Western Motel: Die Dinge ganz leicht

■ Neue Einblicke in das Werk Edward Hoppers: Das „Casablanca“ der US-Malerei

Hopper gehört zu den populärsten amerikanischen Malern überhaupt. Sein Nachtfalken-Gemälde ist eine der Ikonen dieses Jahrhunderts, nicht zuletzt durch die Poster-Karriere des Motivs in der poppig-epigonalen Version Gottfried Helnweins. Es wird vom Chicagoer Art Institute wie ein Augapfel gehütet und ist nicht mit auf die Reise gegangen. Das Bild zeigt eine simple Kneipenszene. Woher rührt seine Wirkung auf ein Massenpublikum? Ist Hopper so erfolgreich, weil er so simpel ist? Unzeitgemäß schienen viele seiner Bilder bereits zum Zeitpunkt ihres Entstehens — das heißt für die Hauptwerke von den zwanzigern bis in die sechziger Jahre —, denn Hopper malte und zeichnete unbeirrbar von allen Trends realistische Bilder mit Landschaften, Häusern, Eisenbahnen, (Hotel-)Zimmern und (wenigen) Menschen. Auffallend ist die formale Geschlossenheit dieses ×uvres, das doch immerhin im Laufe eines halben Jahrhunderts entstanden ist.

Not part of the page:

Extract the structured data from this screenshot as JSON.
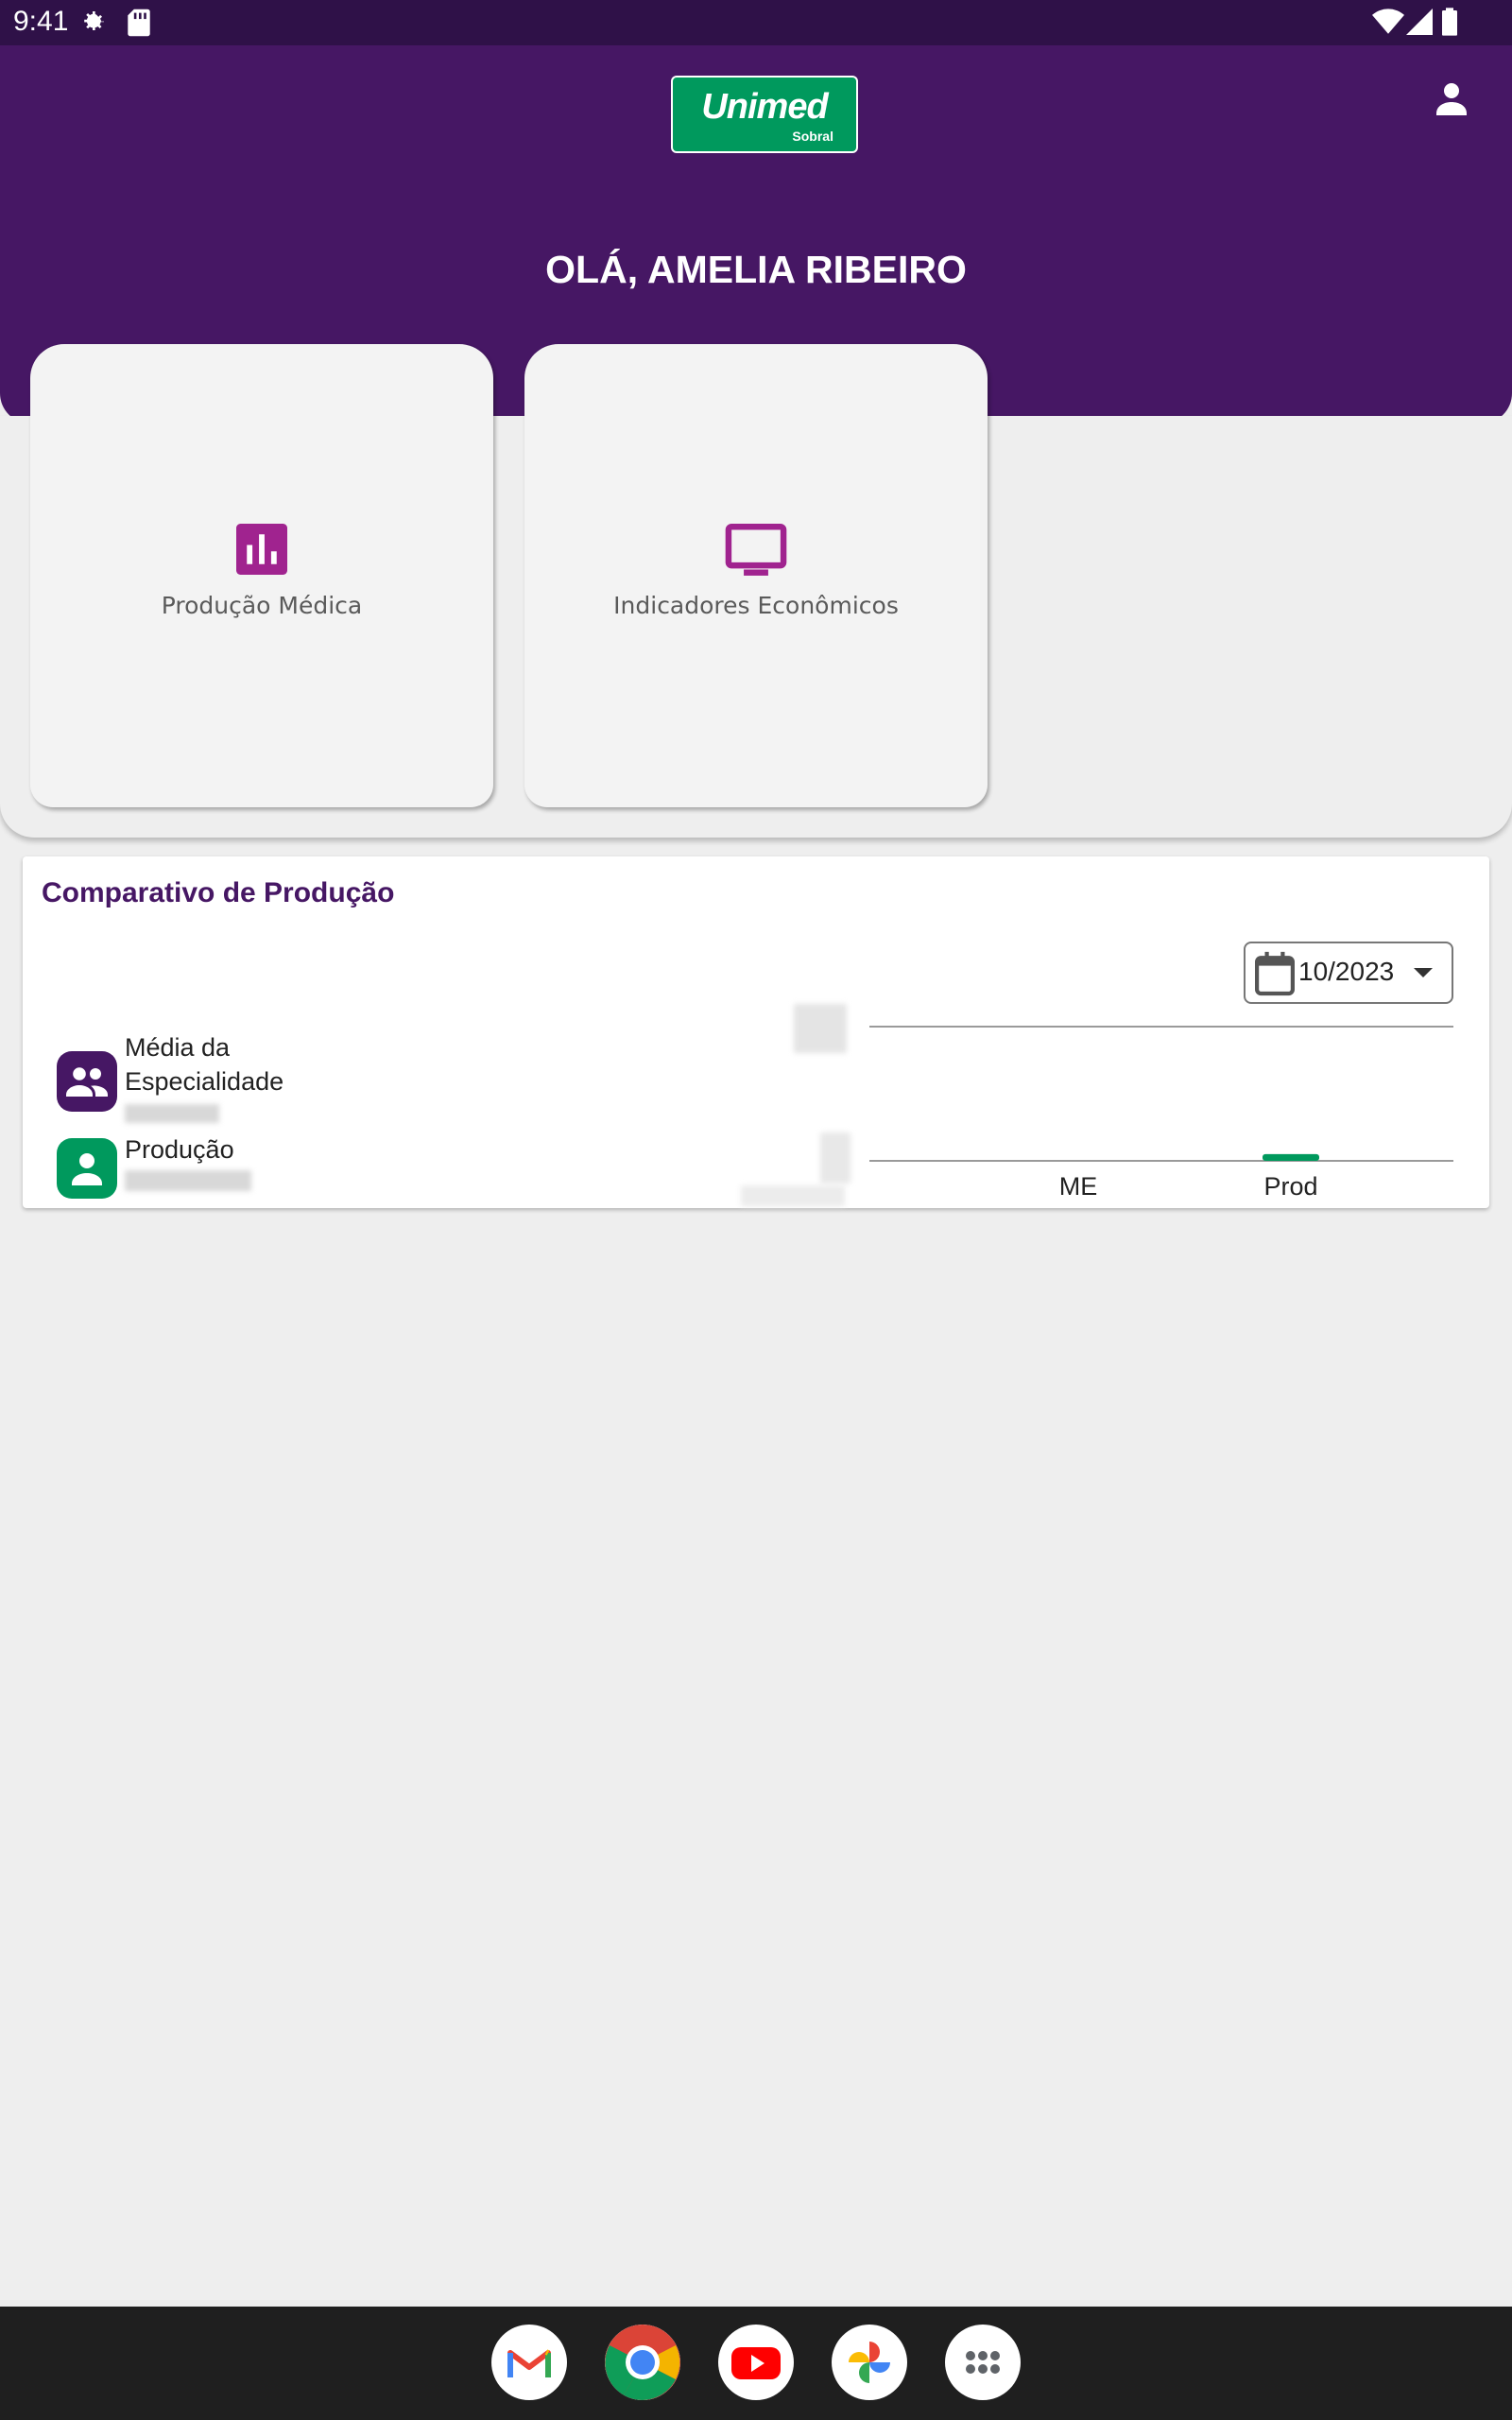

Der nun mögliche Einblick in das Frühwerk läßt Elemente deutlich werden, aus denen sich diese erstaunliche Geschlossenheit formt. Hopper war zwischen 1906 und 1910 dreimal in Paris, nachdem er in den USA eine Schule für Illustration besucht und in New York Illustration und Malerei studiert hatte. Danach reiste er nie wieder nach Europa. Die Bilder, die in dieser Lehrzeit beiderseits des Atlantiks entstehen, sind gekennzeichnet durch Beschränkung. Am erstaunlichsten eine Reihe von überwiegend grauen Ölbildern in Schwarzweiß: Die einzelne Frau in städtischer Umgebung, ein wichtiges Motiv des gesamten Hopperschen Schaffens, findet sich wiederholt bereits hier. Auf den farbigen Gemälden dominiert das gedeckte, bisweilen warme und leuchtende Braun der barocken Palette. In Frankreich entstehen Landschaften und Stadtansichten; aber von den spätimpressionistischen Zeitgenossen, von der Flut der Eindrücke und den Farben ihrer Bilder findet sich kaum eine Spur; statt dessen auch hier große braune, graue und olivfarbene Flächen. Das Wasser der Seine auf Flußschiff zum Beispiel ist lehmfarben und dunkler als die beige Fassade eines Hauses. Hier behauptet sich Hoppes Blick, und dieser Blick geht auf Reduktion, auf Kalkül und Struktur. Nachdem Hopper in New York mit seinen Gemälden keinen Erfolg hat, arbeitet er als Illustrator. Der Tennisspieler ist ein Bild aus dieser erfolgreichen Phase (die der Katalog begreiflicherweise fast völlig ignoriert); es ist dies eine exzellente Gebrauchsgraphik, die die Zeiten so gut überdauert hat wie Lissitzkys Zeitschriften-Typographien, oder, näher an Amerika, der Entwurf des Coca-Cola-Signets.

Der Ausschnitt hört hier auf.